D’où ce saisissant portrait diffracté, plastiquement ourlé, giflé hors-champ par les anathèmes crachés à la face du monde par son héros dans ses livres, que nous propose ce grand styliste (voir Léto, 2018 ; La fièvre de Petrov2021 ; La femme de Tchaïkovski2022) qui reste contre toute attente Serebrennikov.
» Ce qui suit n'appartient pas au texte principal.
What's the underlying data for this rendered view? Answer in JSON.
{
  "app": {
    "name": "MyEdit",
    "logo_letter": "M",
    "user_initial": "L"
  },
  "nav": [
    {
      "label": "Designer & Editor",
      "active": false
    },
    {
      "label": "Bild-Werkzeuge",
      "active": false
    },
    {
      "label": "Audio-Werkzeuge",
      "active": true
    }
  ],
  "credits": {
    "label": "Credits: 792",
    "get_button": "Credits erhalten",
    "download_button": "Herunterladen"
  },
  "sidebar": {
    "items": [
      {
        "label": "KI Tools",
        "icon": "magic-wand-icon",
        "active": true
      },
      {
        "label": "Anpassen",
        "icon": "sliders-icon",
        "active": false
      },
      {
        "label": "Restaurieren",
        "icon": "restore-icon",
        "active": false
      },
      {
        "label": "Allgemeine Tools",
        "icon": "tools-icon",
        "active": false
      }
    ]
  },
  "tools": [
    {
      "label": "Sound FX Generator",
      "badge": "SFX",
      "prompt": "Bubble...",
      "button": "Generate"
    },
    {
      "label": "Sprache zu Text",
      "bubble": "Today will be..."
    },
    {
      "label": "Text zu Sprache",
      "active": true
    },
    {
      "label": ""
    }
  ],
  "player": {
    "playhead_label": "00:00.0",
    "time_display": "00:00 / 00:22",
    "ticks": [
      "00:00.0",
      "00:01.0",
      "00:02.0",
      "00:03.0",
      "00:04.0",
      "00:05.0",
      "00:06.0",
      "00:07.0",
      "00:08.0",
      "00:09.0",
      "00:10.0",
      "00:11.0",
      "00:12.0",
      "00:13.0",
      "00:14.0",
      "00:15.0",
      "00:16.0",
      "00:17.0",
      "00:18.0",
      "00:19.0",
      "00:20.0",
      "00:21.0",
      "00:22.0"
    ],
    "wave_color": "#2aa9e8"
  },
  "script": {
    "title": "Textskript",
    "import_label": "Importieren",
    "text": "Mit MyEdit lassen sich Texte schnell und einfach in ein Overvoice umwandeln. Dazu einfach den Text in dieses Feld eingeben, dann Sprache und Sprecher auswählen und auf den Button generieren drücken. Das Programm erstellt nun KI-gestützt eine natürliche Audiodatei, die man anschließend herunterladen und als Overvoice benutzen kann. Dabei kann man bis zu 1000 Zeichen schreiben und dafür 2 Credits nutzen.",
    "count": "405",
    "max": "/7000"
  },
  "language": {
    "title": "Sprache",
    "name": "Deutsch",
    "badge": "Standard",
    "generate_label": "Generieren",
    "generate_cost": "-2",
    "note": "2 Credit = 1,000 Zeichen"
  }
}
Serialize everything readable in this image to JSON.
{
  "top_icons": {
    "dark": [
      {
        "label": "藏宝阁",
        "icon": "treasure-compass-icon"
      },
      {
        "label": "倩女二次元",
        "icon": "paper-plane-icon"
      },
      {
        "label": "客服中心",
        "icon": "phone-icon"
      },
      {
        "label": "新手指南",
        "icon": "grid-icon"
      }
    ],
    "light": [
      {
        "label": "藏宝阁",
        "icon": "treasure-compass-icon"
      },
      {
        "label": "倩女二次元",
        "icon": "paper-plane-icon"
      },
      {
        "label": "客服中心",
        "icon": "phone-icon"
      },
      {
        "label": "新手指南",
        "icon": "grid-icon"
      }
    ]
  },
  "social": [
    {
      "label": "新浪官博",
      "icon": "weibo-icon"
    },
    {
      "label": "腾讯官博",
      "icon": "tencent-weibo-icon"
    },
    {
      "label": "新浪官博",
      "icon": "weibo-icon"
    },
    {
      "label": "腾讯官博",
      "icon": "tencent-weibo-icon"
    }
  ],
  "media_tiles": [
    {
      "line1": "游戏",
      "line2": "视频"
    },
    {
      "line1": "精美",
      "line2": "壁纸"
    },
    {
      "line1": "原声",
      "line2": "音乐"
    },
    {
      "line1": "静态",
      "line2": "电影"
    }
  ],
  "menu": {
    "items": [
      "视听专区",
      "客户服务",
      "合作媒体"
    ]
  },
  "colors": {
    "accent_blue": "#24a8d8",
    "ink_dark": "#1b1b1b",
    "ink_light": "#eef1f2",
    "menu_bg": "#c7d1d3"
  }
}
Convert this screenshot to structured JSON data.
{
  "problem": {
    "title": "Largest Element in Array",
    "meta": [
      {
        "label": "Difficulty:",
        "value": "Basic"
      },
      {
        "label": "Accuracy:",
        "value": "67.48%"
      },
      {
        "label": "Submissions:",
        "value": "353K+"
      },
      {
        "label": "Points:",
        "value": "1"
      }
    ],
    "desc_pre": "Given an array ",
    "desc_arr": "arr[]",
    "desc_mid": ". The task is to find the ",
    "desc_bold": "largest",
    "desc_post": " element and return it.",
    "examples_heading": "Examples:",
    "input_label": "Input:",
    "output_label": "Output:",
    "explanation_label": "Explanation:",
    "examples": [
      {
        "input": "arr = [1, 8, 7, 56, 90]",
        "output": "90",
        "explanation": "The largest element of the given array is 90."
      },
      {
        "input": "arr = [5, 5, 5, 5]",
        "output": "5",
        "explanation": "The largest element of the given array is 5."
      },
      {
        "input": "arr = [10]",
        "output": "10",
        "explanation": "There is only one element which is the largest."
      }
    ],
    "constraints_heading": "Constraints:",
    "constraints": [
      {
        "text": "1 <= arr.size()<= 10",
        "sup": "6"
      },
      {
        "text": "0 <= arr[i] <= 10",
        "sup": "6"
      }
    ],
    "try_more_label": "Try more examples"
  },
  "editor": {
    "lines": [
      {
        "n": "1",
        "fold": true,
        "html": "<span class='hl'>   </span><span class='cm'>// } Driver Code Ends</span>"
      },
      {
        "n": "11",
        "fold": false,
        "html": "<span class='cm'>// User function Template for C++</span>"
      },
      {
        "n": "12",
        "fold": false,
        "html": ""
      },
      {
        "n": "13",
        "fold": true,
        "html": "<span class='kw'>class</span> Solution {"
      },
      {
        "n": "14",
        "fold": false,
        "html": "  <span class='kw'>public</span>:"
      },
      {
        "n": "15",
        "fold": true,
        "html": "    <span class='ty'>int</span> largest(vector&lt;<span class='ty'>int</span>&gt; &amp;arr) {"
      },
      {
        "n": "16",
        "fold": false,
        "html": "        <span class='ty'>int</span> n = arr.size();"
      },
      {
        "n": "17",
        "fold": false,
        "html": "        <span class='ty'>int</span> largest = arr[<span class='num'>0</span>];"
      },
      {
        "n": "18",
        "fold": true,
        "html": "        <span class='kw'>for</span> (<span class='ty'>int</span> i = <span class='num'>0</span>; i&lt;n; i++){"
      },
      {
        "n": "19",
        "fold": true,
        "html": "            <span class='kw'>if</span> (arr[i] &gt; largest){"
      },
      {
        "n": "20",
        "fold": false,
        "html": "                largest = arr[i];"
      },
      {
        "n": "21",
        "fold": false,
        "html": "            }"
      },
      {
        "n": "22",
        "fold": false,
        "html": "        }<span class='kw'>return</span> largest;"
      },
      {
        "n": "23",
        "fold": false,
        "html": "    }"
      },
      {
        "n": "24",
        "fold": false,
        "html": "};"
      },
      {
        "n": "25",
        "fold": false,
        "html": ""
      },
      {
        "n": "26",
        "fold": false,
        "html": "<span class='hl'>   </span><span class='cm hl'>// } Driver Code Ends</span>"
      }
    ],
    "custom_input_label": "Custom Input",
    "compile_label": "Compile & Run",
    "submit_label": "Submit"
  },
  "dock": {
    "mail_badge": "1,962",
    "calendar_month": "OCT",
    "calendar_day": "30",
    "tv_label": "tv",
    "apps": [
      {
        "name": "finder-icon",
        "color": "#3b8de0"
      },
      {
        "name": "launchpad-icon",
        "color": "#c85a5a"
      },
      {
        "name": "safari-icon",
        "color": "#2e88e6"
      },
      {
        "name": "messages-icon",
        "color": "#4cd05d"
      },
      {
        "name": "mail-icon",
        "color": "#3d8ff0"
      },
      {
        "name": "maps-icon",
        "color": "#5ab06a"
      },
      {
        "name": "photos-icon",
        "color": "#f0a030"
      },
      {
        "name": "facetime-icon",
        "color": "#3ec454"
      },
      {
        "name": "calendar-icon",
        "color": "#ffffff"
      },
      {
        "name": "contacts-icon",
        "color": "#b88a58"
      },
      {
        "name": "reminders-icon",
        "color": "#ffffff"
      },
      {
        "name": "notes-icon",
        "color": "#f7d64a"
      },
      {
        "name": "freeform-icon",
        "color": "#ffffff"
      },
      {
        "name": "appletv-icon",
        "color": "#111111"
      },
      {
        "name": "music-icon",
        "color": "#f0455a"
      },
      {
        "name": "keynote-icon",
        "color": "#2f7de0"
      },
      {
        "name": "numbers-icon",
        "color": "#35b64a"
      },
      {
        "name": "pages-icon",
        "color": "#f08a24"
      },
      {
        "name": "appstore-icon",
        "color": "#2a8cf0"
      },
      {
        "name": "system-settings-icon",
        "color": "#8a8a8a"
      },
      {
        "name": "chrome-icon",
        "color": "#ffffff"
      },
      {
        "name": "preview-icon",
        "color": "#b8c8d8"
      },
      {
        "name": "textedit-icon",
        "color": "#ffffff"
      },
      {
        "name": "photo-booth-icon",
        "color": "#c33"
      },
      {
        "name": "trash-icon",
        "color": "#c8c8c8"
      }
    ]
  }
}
Portrait d’un dandy punk – fou amoureux d’un modèle à la beauté hiératique, Elena, qui finit par le sacrifier à sa carrière – et qui traîne sa rage et sa fièvre de la pègre de New York, où il vit un moment sans le sou, faisant l’amour avec des clochards, jusqu’aux cercles intellectuels parisiens, où il devient un prototype de l’alliance du communisme et du fascisme.

Il finit par se jeter sur la scène politique en créant, en 1993, avec le philosophe Alexandre Douguine, le Parti national-bolchevique ultranationaliste, sur la scène de son nouveau pays, où Poutine, qui s’apprêtait pourtant à le rejoindre dans son extrémisme, était emprisonné. lui en 2007. À cet égard, Limonov cristallise, dans ce sens véritablement visionnaire, une ivresse de pouvoir et de violence que l’actuel tire d’impérial et belliciste. La puissance russe est accomplie.